A Chief Financial Officer — or CFO — is a critical part of your business team. Small businesses don’t need one onboard right away, however. You know what they say about having too many cooks in the kitchen. But when things in your proverbial kitchen start heating up, you may want to start thinking about recruiting a CFO. Use the below advice as guidelines for when to begin looking, and for delegating tasks once you find yours.
What does a CFO do?
In small businesses, the CFO is responsible for the interpretation of the results, cost control measures, capital acquisition and forward thinking due to economic, industry, tax, government regulation and social issues. The CFO is in charge of the company’s entire banking relationship, as well. Furthermore, many times, the CFO is also the OFO, or Only Financial Officer, and relies on bookkeepers for accurate processing for financial information.

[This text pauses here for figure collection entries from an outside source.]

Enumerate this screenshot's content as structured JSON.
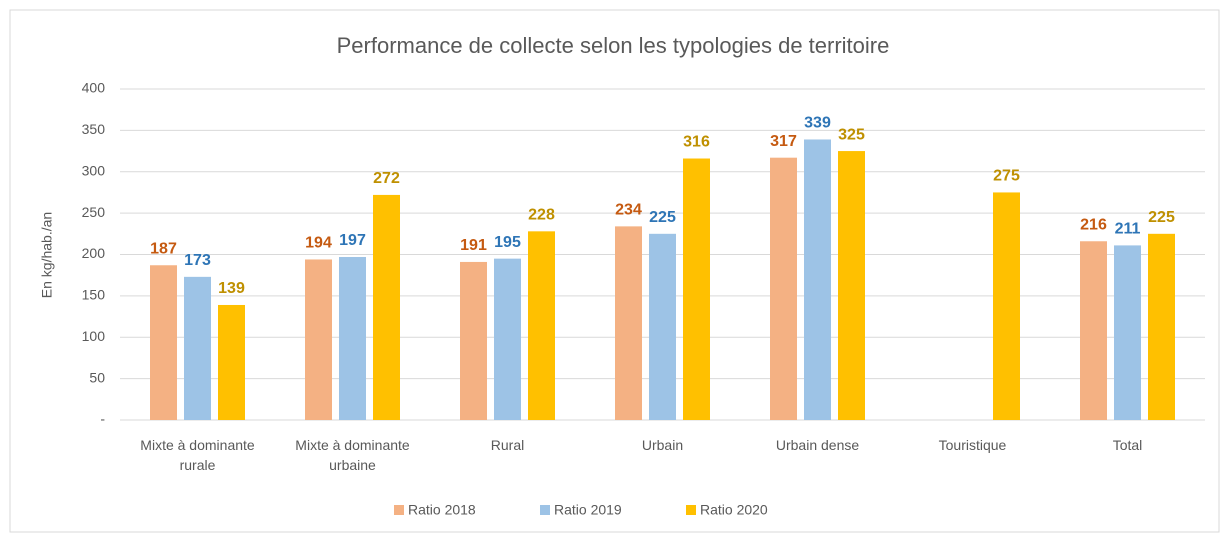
{
  "chart_data": {
    "type": "bar",
    "title": "Performance de collecte selon les typologies de territoire",
    "y_label": "En kg/hab./an",
    "categories": [
      "Mixte à dominante rurale",
      "Mixte à dominante urbaine",
      "Rural",
      "Urbain",
      "Urbain dense",
      "Touristique",
      "Total"
    ],
    "series": [
      {
        "name": "Ratio 2018",
        "color": "#f4b183",
        "label_color": "#c55a11",
        "values": [
          187,
          194,
          191,
          234,
          317,
          null,
          216
        ]
      },
      {
        "name": "Ratio 2019",
        "color": "#9dc3e6",
        "label_color": "#2e75b6",
        "values": [
          173,
          197,
          195,
          225,
          339,
          null,
          211
        ]
      },
      {
        "name": "Ratio 2020",
        "color": "#ffc000",
        "label_color": "#bf9000",
        "values": [
          139,
          272,
          228,
          316,
          325,
          275,
          225
        ]
      }
    ],
    "ylim": [
      0,
      400
    ],
    "yticks": [
      {
        "value": 0,
        "label": "-"
      },
      50,
      100,
      150,
      200,
      250,
      300,
      350,
      400
    ],
    "grid": true,
    "legend": "bottom"
  }
}
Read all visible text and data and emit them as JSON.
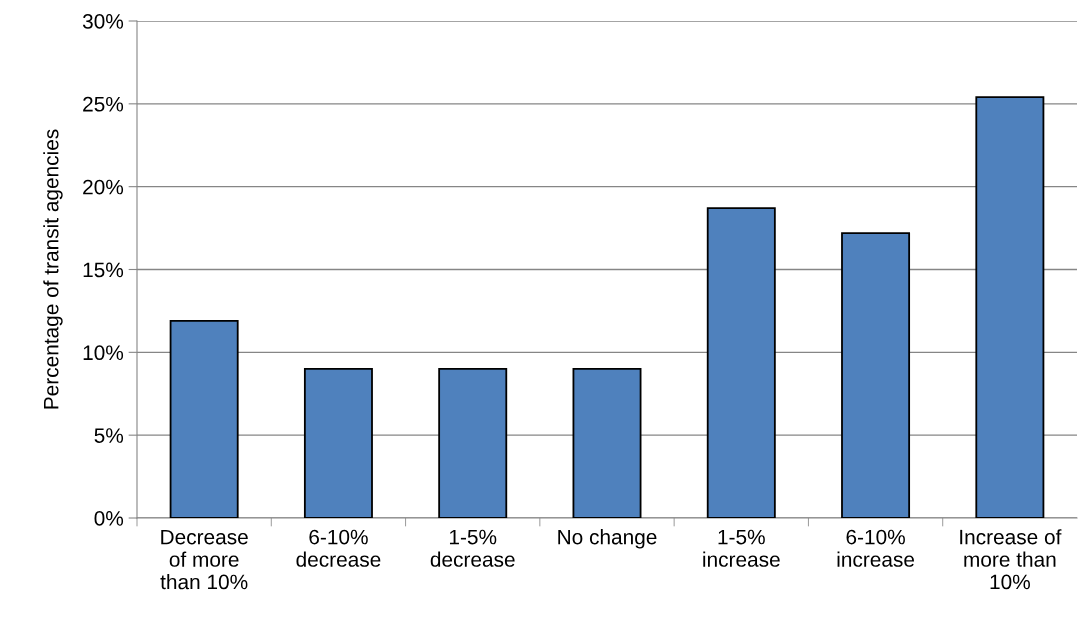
{
  "chart_data": {
    "type": "bar",
    "ylabel": "Percentage of transit agencies",
    "categories": [
      "Decrease\nof more\nthan 10%",
      "6-10%\ndecrease",
      "1-5%\ndecrease",
      "No change",
      "1-5%\nincrease",
      "6-10%\nincrease",
      "Increase of\nmore than\n10%"
    ],
    "values": [
      11.9,
      9.0,
      9.0,
      9.0,
      18.7,
      17.2,
      25.4
    ],
    "color": "#4f81bd",
    "ylim": [
      0,
      30
    ],
    "yticks": [
      {
        "value": 0,
        "label": "0%"
      },
      {
        "value": 5,
        "label": "5%"
      },
      {
        "value": 10,
        "label": "10%"
      },
      {
        "value": 15,
        "label": "15%"
      },
      {
        "value": 20,
        "label": "20%"
      },
      {
        "value": 25,
        "label": "25%"
      },
      {
        "value": 30,
        "label": "30%"
      }
    ],
    "grid": "y",
    "legend": false
  }
}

Marc P. Palker, CMA, director of CFO Consulting Partners, LLC —, told Forbes contributor Jeff Thomson that a CFO needs to have a hands-on approach and be extremely growth-oriented, especially as part of a start-up company.
“Being in the weeds is critical to controlling growth and communicating results to those with money at stake,” Thomson summarized. “As growth occurs, the company and its key customers, suppliers and employees will face new risks. Managing risk involves not only having insurance, but the CFO must also protect the company from regulatory, environmental and human capital risks.”

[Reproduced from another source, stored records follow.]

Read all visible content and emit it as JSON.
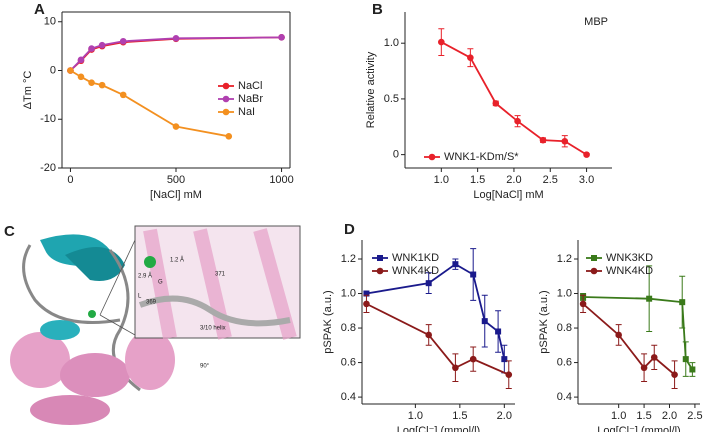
{
  "panel_labels": [
    "A",
    "B",
    "C",
    "D"
  ],
  "structure": {
    "labels": [
      "1.2 Å",
      "2.9 Å",
      "G",
      "371",
      "L",
      "369",
      "3/10 helix",
      "90°"
    ]
  },
  "chart_data": [
    {
      "type": "scatter",
      "x_label": "[NaCl] mM",
      "y_label": "ΔTm °C",
      "xlim": [
        -40,
        1040
      ],
      "ylim": [
        -20,
        12
      ],
      "xticks": [
        0,
        500,
        1000
      ],
      "yticks": [
        -20,
        -10,
        0,
        10
      ],
      "series": [
        {
          "name": "NaCl",
          "color": "#e8212a",
          "marker": "circle",
          "x": [
            0,
            50,
            100,
            150,
            250,
            500,
            1000
          ],
          "values": [
            0,
            2,
            4.3,
            5,
            5.8,
            6.5,
            6.8
          ]
        },
        {
          "name": "NaBr",
          "color": "#b040b0",
          "marker": "circle",
          "x": [
            0,
            50,
            100,
            150,
            250,
            500,
            1000
          ],
          "values": [
            0,
            2.2,
            4.5,
            5.2,
            6,
            6.6,
            6.8
          ]
        },
        {
          "name": "NaI",
          "color": "#f39020",
          "marker": "circle",
          "x": [
            0,
            50,
            100,
            150,
            250,
            500,
            750
          ],
          "values": [
            0,
            -1.3,
            -2.5,
            -3,
            -5,
            -11.5,
            -13.5
          ]
        }
      ]
    },
    {
      "type": "scatter",
      "x_label": "Log[NaCl] mM",
      "y_label": "Relative activity",
      "annotation": "MBP",
      "xlim": [
        0.5,
        3.35
      ],
      "ylim": [
        -0.12,
        1.28
      ],
      "xticks": [
        {
          "value": 1,
          "label": "1.0"
        },
        1.5,
        {
          "value": 2,
          "label": "2.0"
        },
        2.5,
        {
          "value": 3,
          "label": "3.0"
        }
      ],
      "yticks": [
        0,
        0.5,
        {
          "value": 1,
          "label": "1.0"
        }
      ],
      "series": [
        {
          "name": "WNK1-KDm/S*",
          "color": "#e8212a",
          "marker": "circle",
          "x": [
            1.0,
            1.4,
            1.75,
            2.05,
            2.4,
            2.7,
            3.0
          ],
          "values": [
            1.01,
            0.87,
            0.46,
            0.3,
            0.13,
            0.12,
            0.0
          ],
          "errors": [
            0.12,
            0.08,
            0.02,
            0.05,
            0.02,
            0.05,
            0.01
          ]
        }
      ]
    },
    {
      "type": "scatter",
      "x_label": "Log[Cl⁻] (mmol/l)",
      "y_label": "pSPAK (a.u.)",
      "xlim": [
        0.4,
        2.12
      ],
      "ylim": [
        0.36,
        1.31
      ],
      "xticks": [
        {
          "value": 1,
          "label": "1.0"
        },
        1.5,
        {
          "value": 2,
          "label": "2.0"
        }
      ],
      "yticks": [
        0.4,
        0.6,
        0.8,
        {
          "value": 1,
          "label": "1.0"
        },
        1.2
      ],
      "series": [
        {
          "name": "WNK1KD",
          "color": "#1a1a8c",
          "marker": "square",
          "x": [
            0.45,
            1.15,
            1.45,
            1.65,
            1.78,
            1.93,
            2.0
          ],
          "values": [
            1.0,
            1.06,
            1.17,
            1.11,
            0.84,
            0.78,
            0.62
          ],
          "errors": [
            0.01,
            0.06,
            0.03,
            0.15,
            0.15,
            0.12,
            0.08
          ]
        },
        {
          "name": "WNK4KD",
          "color": "#8b1a1a",
          "marker": "circle",
          "x": [
            0.45,
            1.15,
            1.45,
            1.65,
            2.05
          ],
          "values": [
            0.94,
            0.76,
            0.57,
            0.62,
            0.53
          ],
          "errors": [
            0.05,
            0.06,
            0.08,
            0.07,
            0.08
          ]
        }
      ]
    },
    {
      "type": "scatter",
      "x_label": "Log[Cl⁻] (mmol/l)",
      "y_label": "pSPAK (a.u.)",
      "xlim": [
        0.2,
        2.6
      ],
      "ylim": [
        0.36,
        1.31
      ],
      "xticks": [
        {
          "value": 1,
          "label": "1.0"
        },
        1.5,
        {
          "value": 2,
          "label": "2.0"
        },
        2.5
      ],
      "yticks": [
        0.4,
        0.6,
        0.8,
        {
          "value": 1,
          "label": "1.0"
        },
        1.2
      ],
      "series": [
        {
          "name": "WNK3KD",
          "color": "#3a7a1a",
          "marker": "square",
          "x": [
            0.3,
            1.6,
            2.25,
            2.32,
            2.45
          ],
          "values": [
            0.98,
            0.97,
            0.95,
            0.62,
            0.56
          ],
          "errors": [
            0.02,
            0.19,
            0.15,
            0.1,
            0.04
          ]
        },
        {
          "name": "WNK4KD",
          "color": "#8b1a1a",
          "marker": "circle",
          "x": [
            0.3,
            1.0,
            1.5,
            1.7,
            2.1
          ],
          "values": [
            0.94,
            0.76,
            0.57,
            0.63,
            0.53
          ],
          "errors": [
            0.05,
            0.06,
            0.08,
            0.07,
            0.08
          ]
        }
      ]
    }
  ]
}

Is there a revenue figure I need to hit before hiring a CFO?
There is no uniform answer to this question. It largely depends on the industry and other individual circumstances. Rather than a monetary mark, the complexity of the transactions is what will point to you needing a higher level of expertise or not.

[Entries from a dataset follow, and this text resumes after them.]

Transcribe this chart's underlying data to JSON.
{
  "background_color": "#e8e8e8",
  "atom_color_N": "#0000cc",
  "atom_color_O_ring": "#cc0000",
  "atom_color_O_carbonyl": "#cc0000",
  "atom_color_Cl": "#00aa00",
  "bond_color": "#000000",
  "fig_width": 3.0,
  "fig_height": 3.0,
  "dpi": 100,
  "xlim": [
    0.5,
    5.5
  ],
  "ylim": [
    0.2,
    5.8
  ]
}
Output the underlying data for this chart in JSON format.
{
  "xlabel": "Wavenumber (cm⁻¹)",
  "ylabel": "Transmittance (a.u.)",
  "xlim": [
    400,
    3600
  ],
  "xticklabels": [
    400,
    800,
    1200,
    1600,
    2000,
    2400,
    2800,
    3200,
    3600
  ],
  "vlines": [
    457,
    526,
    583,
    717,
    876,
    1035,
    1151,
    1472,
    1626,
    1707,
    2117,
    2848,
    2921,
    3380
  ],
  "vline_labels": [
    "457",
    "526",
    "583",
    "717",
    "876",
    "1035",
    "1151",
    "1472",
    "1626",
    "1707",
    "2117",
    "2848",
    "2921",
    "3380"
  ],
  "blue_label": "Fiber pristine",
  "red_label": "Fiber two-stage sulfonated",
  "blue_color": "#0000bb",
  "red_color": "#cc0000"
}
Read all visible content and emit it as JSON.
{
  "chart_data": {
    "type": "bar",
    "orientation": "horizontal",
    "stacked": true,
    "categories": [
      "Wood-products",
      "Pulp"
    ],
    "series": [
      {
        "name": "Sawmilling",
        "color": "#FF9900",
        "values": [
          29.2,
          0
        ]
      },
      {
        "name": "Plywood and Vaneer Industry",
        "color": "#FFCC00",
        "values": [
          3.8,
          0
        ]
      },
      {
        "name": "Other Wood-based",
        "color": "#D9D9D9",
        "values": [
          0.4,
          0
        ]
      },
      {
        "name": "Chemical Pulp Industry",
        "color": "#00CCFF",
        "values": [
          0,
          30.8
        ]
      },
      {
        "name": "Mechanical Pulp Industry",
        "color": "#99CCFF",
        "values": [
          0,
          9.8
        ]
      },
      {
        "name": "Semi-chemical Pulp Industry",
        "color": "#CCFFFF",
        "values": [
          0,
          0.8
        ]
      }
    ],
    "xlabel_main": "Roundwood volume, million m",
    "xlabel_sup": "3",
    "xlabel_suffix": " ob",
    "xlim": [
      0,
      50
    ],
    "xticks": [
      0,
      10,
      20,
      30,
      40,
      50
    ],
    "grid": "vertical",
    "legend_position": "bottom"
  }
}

What internal gauges tell me that I’m ready?
The biggest tipping point within the company is when information that helps the business make timely and important decisions is not being prepared, Palker said. “Business owners make decisions at the pace of the business and must be able to rely on the accurate and timely information provided by CFOs.”
What external signs are there?
The easiest way to tell when you should bring on a CFO is when you have unexpected — or even expected — rapid growth. An expansion of automated systems is required to handle the growth, as is additional capital and/or financing. A CFO would be best suited to handle those aspects, leaving the owner to focus on the business side of the deal.
Acquiring a CFO could also help your credibility swell in the eyes of customers, suppliers, financial institutions, shareholders or government regulators.
Another indicator is if a business is preparing for a merger or acquisition. The CFO will be a main part of evaluating a target acquisition, which may involve doing so in-house or choosing a firm to which you outsource the duty. CFOs have the skills required to feed potential investors or lenders, as well.
If you think your small business meets any of the above criteria, be very particular in your employee search. Make sure you are 100 percent confident that your candidate is able to perform the internal and external responsibilities you place upon him or her.